Kathy, seorang ibu yang bekerja purnawaktu dan mempunyai anak perempuan yang masih kecil, mengatakan, ’Saya merasa sangat bersalah, seolah-olah saya menelantarkan dia [di tempat penitipan anak]. Sulit rasanya mengetahui bahwa kita tidak melihat pertumbuhan serta perkembangan anak kita, dan aneh rasanya melihat bahwa anak kita lebih senang berada di tempat penitipan daripada bersama kita.’ Seorang pramugari di Meksiko mengakui, ”Setelah beberapa waktu, anak kita tidak mengenal kita, ia tidak merespek kita semata-mata karena kita tidak mengasuhnya. Mereka tahu bahwa kita adalah ibu mereka, tetapi tiba-tiba, mereka lebih suka berada dekat wanita yang mengasuh mereka.”
Di pihak lain, ibu rumah tangga yang tinggal sepenuh waktu di rumah untuk mengurus anak-anak mengatakan bahwa mereka harus menahan ejekan dan celaan masyarakat yang mengagung-agungkan pekerjaan yang menghasilkan uang. Di beberapa lingkungan masyarakat, menjadi ibu rumah tangga tidak lagi dinilai sebagai posisi yang terhormat, dengan demikian wanita merasa harus mempunyai karier, sekalipun mereka tidak membutuhkan pendapatan tambahan.

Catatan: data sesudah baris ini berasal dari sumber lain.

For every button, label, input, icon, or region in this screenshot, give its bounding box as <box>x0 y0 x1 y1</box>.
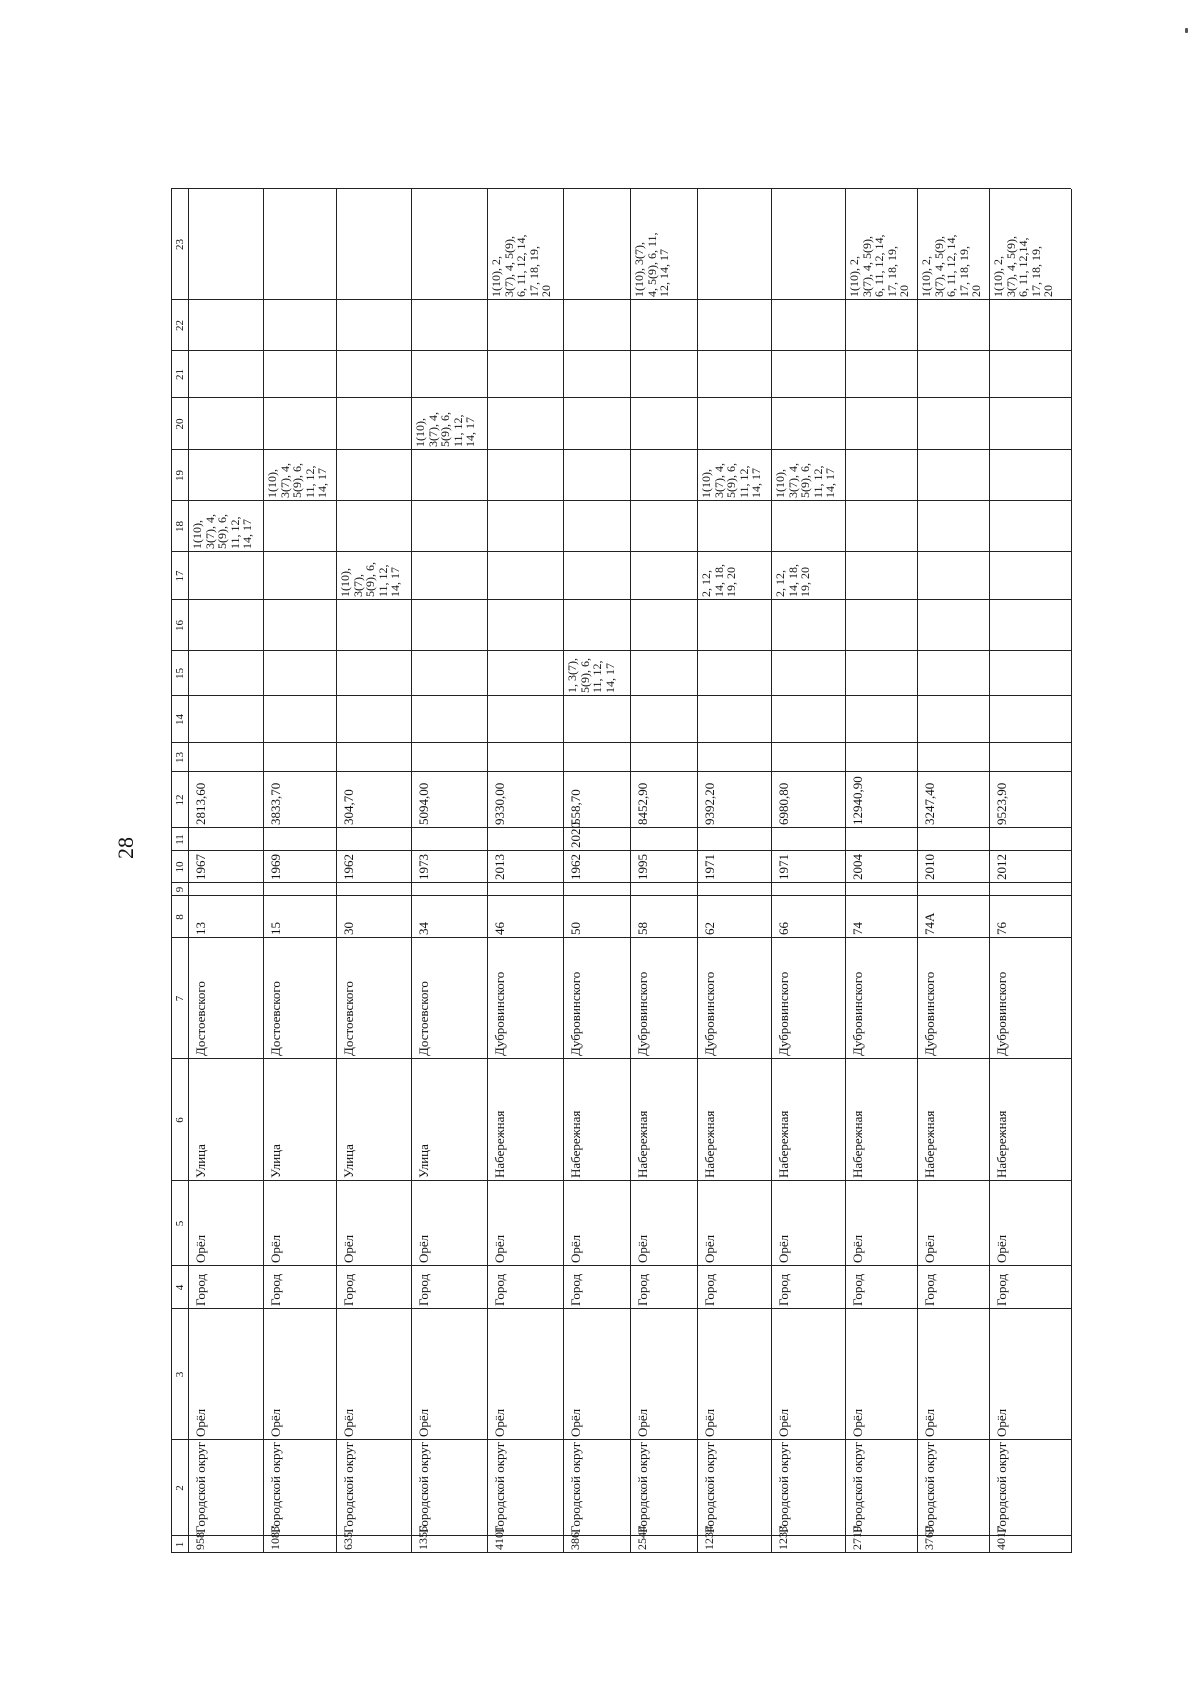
column-number-10: 10 <box>174 861 186 873</box>
work-codes-col-23: 1(10), 2, 3(7), 4, 5(9), 6, 11, 12, 14, 17, 18, 19, 20 <box>919 234 983 297</box>
house-number-cell: 74А <box>922 912 937 935</box>
year-cell: 2010 <box>922 854 937 880</box>
street-type-cell: Набережная <box>922 1110 937 1178</box>
table-grid-row-line <box>917 189 918 1553</box>
work-codes-col-23: 1(10), 3(7), 4, 5(9), 6, 11, 12, 14, 17 <box>632 232 671 297</box>
street-type-cell: Набережная <box>492 1110 507 1178</box>
table-grid-column-line <box>171 1552 1071 1553</box>
area-cell: 5094,00 <box>416 782 431 825</box>
table-grid-column-line <box>171 188 1071 189</box>
year-cell: 1969 <box>268 854 283 880</box>
year-cell: 1971 <box>702 854 717 880</box>
column-number-9: 9 <box>174 886 186 893</box>
street-type-cell: Набережная <box>850 1110 865 1178</box>
street-name-cell: Дубровинского <box>635 971 650 1056</box>
house-number-cell: 13 <box>193 922 208 935</box>
column-number-17: 17 <box>174 570 186 582</box>
settlement-name-cell: Орёл <box>416 1234 431 1263</box>
year-cell: 1967 <box>193 854 208 880</box>
area-cell: 2813,60 <box>193 782 208 825</box>
street-name-cell: Дубровинского <box>702 971 717 1056</box>
street-type-cell: Улица <box>268 1144 283 1178</box>
okrug-cell: Городской округ <box>850 1441 865 1533</box>
year-cell: 2004 <box>850 854 865 880</box>
settlement-type-cell: Город <box>268 1273 283 1306</box>
settlement-type-cell: Город <box>568 1273 583 1306</box>
column-number-11: 11 <box>174 834 186 845</box>
work-codes-col-18: 1(10), 3(7), 4, 5(9), 6, 11, 12, 14, 17 <box>190 514 254 549</box>
table-grid-column-line <box>171 650 1071 651</box>
scan-speck <box>1185 28 1188 33</box>
settlement-name-cell: Орёл <box>850 1234 865 1263</box>
year-cell: 1995 <box>635 854 650 880</box>
year-2-cell: 2020 <box>568 822 583 848</box>
settlement-type-cell: Город <box>850 1273 865 1306</box>
year-cell: 2013 <box>492 854 507 880</box>
column-number-3: 3 <box>174 1371 186 1378</box>
settlement-type-cell: Город <box>776 1273 791 1306</box>
row-id: 1233 <box>776 1526 790 1550</box>
street-type-cell: Набережная <box>702 1110 717 1178</box>
row-id: 4017 <box>994 1526 1008 1550</box>
street-type-cell: Набережная <box>994 1110 1009 1178</box>
gorod-cell: Орёл <box>341 1408 356 1437</box>
column-number-6: 6 <box>174 1117 186 1123</box>
table-grid-row-line <box>171 189 172 1553</box>
settlement-type-cell: Город <box>341 1273 356 1306</box>
settlement-type-cell: Город <box>193 1273 208 1306</box>
column-number-5: 5 <box>174 1220 186 1227</box>
row-id: 4101 <box>492 1526 506 1550</box>
table-grid-column-line <box>171 1265 1071 1266</box>
table-grid-row-line <box>771 189 772 1553</box>
area-cell: 9392,20 <box>702 782 717 825</box>
column-number-16: 16 <box>174 620 186 631</box>
table-grid-column-line <box>171 1535 1071 1536</box>
column-number-15: 15 <box>174 668 186 679</box>
table-grid-column-line <box>171 937 1071 938</box>
work-codes-col-17: 2, 12, 14, 18, 19, 20 <box>773 564 812 597</box>
work-codes-col-23: 1(10), 2, 3(7), 4, 5(9), 6, 11, 12, 14, 17, 18, 19, 20 <box>847 234 911 297</box>
row-id: 2544 <box>635 1526 649 1550</box>
year-cell: 2012 <box>994 854 1009 880</box>
row-id: 635 <box>341 1532 355 1550</box>
column-number-21: 21 <box>174 369 186 380</box>
column-number-4: 4 <box>174 1284 186 1291</box>
work-codes-col-19: 1(10), 3(7), 4, 5(9), 6, 11, 12, 14, 17 <box>699 463 763 498</box>
table-grid-column-line <box>171 850 1071 851</box>
okrug-cell: Городской округ <box>268 1441 283 1533</box>
table-grid-column-line <box>171 742 1071 743</box>
column-number-7: 7 <box>174 995 186 1002</box>
table-grid-column-line <box>171 449 1071 450</box>
settlement-name-cell: Орёл <box>635 1234 650 1263</box>
column-number-14: 14 <box>174 714 186 725</box>
work-codes-col-15: 1, 3(7), 5(9), 6, 11, 12, 14, 17 <box>565 658 617 693</box>
column-number-1: 1 <box>174 1541 186 1548</box>
okrug-cell: Городской округ <box>702 1441 717 1533</box>
gorod-cell: Орёл <box>268 1408 283 1437</box>
column-number-23: 23 <box>174 239 186 250</box>
gorod-cell: Орёл <box>492 1408 507 1437</box>
okrug-cell: Городской округ <box>994 1441 1009 1533</box>
settlement-type-cell: Город <box>492 1273 507 1306</box>
column-number-8: 8 <box>174 914 186 920</box>
street-type-cell: Улица <box>341 1144 356 1178</box>
street-type-cell: Улица <box>193 1144 208 1178</box>
row-id: 386 <box>568 1532 582 1550</box>
work-codes-col-19: 1(10), 3(7), 4, 5(9), 6, 11, 12, 14, 17 <box>265 463 329 498</box>
street-type-cell: Набережная <box>568 1110 583 1178</box>
table-grid-column-line <box>171 551 1071 552</box>
area-cell: 9330,00 <box>492 782 507 825</box>
row-id: 3769 <box>922 1526 936 1550</box>
settlement-name-cell: Орёл <box>776 1234 791 1263</box>
column-number-12: 12 <box>174 794 186 806</box>
table-grid-row-line <box>188 189 189 1553</box>
okrug-cell: Городской округ <box>193 1441 208 1533</box>
street-name-cell: Дубровинского <box>492 971 507 1056</box>
column-number-22: 22 <box>174 320 186 331</box>
work-codes-col-23: 1(10), 2, 3(7), 4, 5(9), 6, 11, 12, 14, 17, 18, 19, 20 <box>489 234 553 297</box>
okrug-cell: Городской округ <box>568 1441 583 1533</box>
street-name-cell: Дубровинского <box>568 971 583 1056</box>
year-cell: 1973 <box>416 854 431 880</box>
settlement-type-cell: Город <box>416 1273 431 1306</box>
page-number: 28 <box>113 837 138 859</box>
settlement-name-cell: Орёл <box>492 1234 507 1263</box>
settlement-type-cell: Город <box>635 1273 650 1306</box>
column-number-20: 20 <box>174 418 186 430</box>
gorod-cell: Орёл <box>776 1408 791 1437</box>
settlement-name-cell: Орёл <box>994 1234 1009 1263</box>
settlement-name-cell: Орёл <box>341 1234 356 1263</box>
area-cell: 3833,70 <box>268 782 283 825</box>
area-cell: 3247,40 <box>922 782 937 825</box>
area-cell: 9523,90 <box>994 782 1009 825</box>
gorod-cell: Орёл <box>922 1408 937 1437</box>
area-cell: 558,70 <box>568 789 583 825</box>
gorod-cell: Орёл <box>702 1408 717 1437</box>
okrug-cell: Городской округ <box>776 1441 791 1533</box>
gorod-cell: Орёл <box>994 1408 1009 1437</box>
row-id: 1083 <box>268 1526 282 1550</box>
house-number-cell: 34 <box>416 922 431 935</box>
column-number-2: 2 <box>174 1485 186 1491</box>
house-number-cell: 15 <box>268 922 283 935</box>
street-type-cell: Набережная <box>635 1110 650 1178</box>
work-codes-col-17: 2, 12, 14, 18, 19, 20 <box>699 564 738 597</box>
table-grid-column-line <box>171 1180 1071 1181</box>
street-name-cell: Дубровинского <box>994 971 1009 1056</box>
street-name-cell: Достоевского <box>268 981 283 1056</box>
table-grid-column-line <box>171 882 1071 883</box>
gorod-cell: Орёл <box>635 1408 650 1437</box>
house-number-cell: 50 <box>568 922 583 935</box>
table-grid-row-line <box>487 189 488 1553</box>
gorod-cell: Орёл <box>416 1408 431 1437</box>
settlement-type-cell: Город <box>994 1273 1009 1306</box>
house-number-cell: 30 <box>341 922 356 935</box>
row-id: 2719 <box>850 1526 864 1550</box>
table-grid-column-line <box>171 350 1071 351</box>
settlement-name-cell: Орёл <box>193 1234 208 1263</box>
street-name-cell: Достоевского <box>193 981 208 1056</box>
gorod-cell: Орёл <box>850 1408 865 1437</box>
street-name-cell: Достоевского <box>416 981 431 1056</box>
settlement-name-cell: Орёл <box>922 1234 937 1263</box>
table-grid-row-line <box>563 189 564 1553</box>
row-id: 958 <box>193 1532 207 1550</box>
house-number-cell: 46 <box>492 922 507 935</box>
table-grid-column-line <box>171 695 1071 696</box>
settlement-type-cell: Город <box>922 1273 937 1306</box>
year-cell: 1962 <box>568 854 583 880</box>
table-grid-row-line <box>845 189 846 1553</box>
gorod-cell: Орёл <box>568 1408 583 1437</box>
area-cell: 8452,90 <box>635 782 650 825</box>
okrug-cell: Городской округ <box>922 1441 937 1533</box>
table-grid-column-line <box>171 827 1071 828</box>
table-grid-column-line <box>171 299 1071 300</box>
gorod-cell: Орёл <box>193 1408 208 1437</box>
street-type-cell: Набережная <box>776 1110 791 1178</box>
area-cell: 6980,80 <box>776 782 791 825</box>
table-grid-column-line <box>171 1058 1071 1059</box>
house-number-cell: 62 <box>702 922 717 935</box>
house-number-cell: 66 <box>776 922 791 935</box>
table-grid-column-line <box>171 397 1071 398</box>
settlement-name-cell: Орёл <box>568 1234 583 1263</box>
table-grid-column-line <box>171 1439 1071 1440</box>
table-grid-row-line <box>989 189 990 1553</box>
work-codes-col-23: 1(10), 2, 3(7), 4, 5(9), 6, 11, 12,14, 17, 18, 19, 20 <box>991 236 1055 297</box>
area-cell: 12940,90 <box>850 776 865 825</box>
okrug-cell: Городской округ <box>492 1441 507 1533</box>
work-codes-col-17: 1(10), 3(7), 5(9), 6, 11, 12, 14, 17 <box>338 562 402 597</box>
table-grid-row-line <box>336 189 337 1553</box>
table-grid-row-line <box>697 189 698 1553</box>
table-grid-column-line <box>171 895 1071 896</box>
street-name-cell: Дубровинского <box>776 971 791 1056</box>
settlement-type-cell: Город <box>702 1273 717 1306</box>
table-grid-row-line <box>630 189 631 1553</box>
street-name-cell: Дубровинского <box>922 971 937 1056</box>
area-cell: 304,70 <box>341 789 356 825</box>
settlement-name-cell: Орёл <box>702 1234 717 1263</box>
street-name-cell: Достоевского <box>341 981 356 1056</box>
column-number-13: 13 <box>174 752 186 763</box>
column-number-19: 19 <box>174 470 186 481</box>
work-codes-col-20: 1(10), 3(7), 4, 5(9), 6, 11, 12, 14, 17 <box>413 412 477 447</box>
street-name-cell: Дубровинского <box>850 971 865 1056</box>
settlement-name-cell: Орёл <box>268 1234 283 1263</box>
work-codes-col-19: 1(10), 3(7), 4, 5(9), 6, 11, 12, 14, 17 <box>773 463 837 498</box>
street-type-cell: Улица <box>416 1144 431 1178</box>
house-number-cell: 76 <box>994 922 1009 935</box>
data-table <box>171 189 1071 1553</box>
house-number-cell: 58 <box>635 922 650 935</box>
table-grid-column-line <box>171 599 1071 600</box>
okrug-cell: Городской округ <box>416 1441 431 1533</box>
year-cell: 1962 <box>341 854 356 880</box>
column-number-18: 18 <box>174 521 186 532</box>
table-grid-column-line <box>171 771 1071 772</box>
table-grid-row-line <box>411 189 412 1553</box>
house-number-cell: 74 <box>850 922 865 935</box>
table-grid-row-line <box>1071 189 1072 1553</box>
year-cell: 1971 <box>776 854 791 880</box>
row-id: 1234 <box>702 1526 716 1550</box>
okrug-cell: Городской округ <box>635 1441 650 1533</box>
table-grid-row-line <box>263 189 264 1553</box>
table-grid-column-line <box>171 1308 1071 1309</box>
table-grid-column-line <box>171 500 1071 501</box>
okrug-cell: Городской округ <box>341 1441 356 1533</box>
row-id: 1356 <box>416 1526 430 1550</box>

Dibiarkan Berjuang Sendiri
Perintang lain dalam hal menjadi ibu adalah fakta bahwa seorang ibu, yang sudah lelah bekerja, pulang ke rumah bukan untuk beristirahat, melainkan untuk bekerja lagi, melakukan tugas-tugas mereka di rumah. Para ibu, entah mereka memiliki pekerjaan sekuler atau tidak, tetap dipandang sebagai orang yang tugas utamanya adalah mengurus rumah dan anak-anak.
Sementara jumlah ibu yang jam kerjanya panjang semakin banyak, para bapak tidak selalu mengisi kekosongan yang ada. The Sunday Times dari London melaporkan, ”Inggris adalah bangsa yang kehilangan kehadiran ayah, seperti yang diperlihatkan oleh hasil riset baru-baru ini, bahwa kaum pria hanya memberikan 15 menit sehari untuk berada bersama anak-anak mereka. . . . Banyak pria tidak menikmati kebersamaan dengan keluarga mereka. . . . Sebagai perbandingan, para ibu di Inggris yang bekerja memberikan 90 menit sehari untuk berada bersama anak-anak mereka.”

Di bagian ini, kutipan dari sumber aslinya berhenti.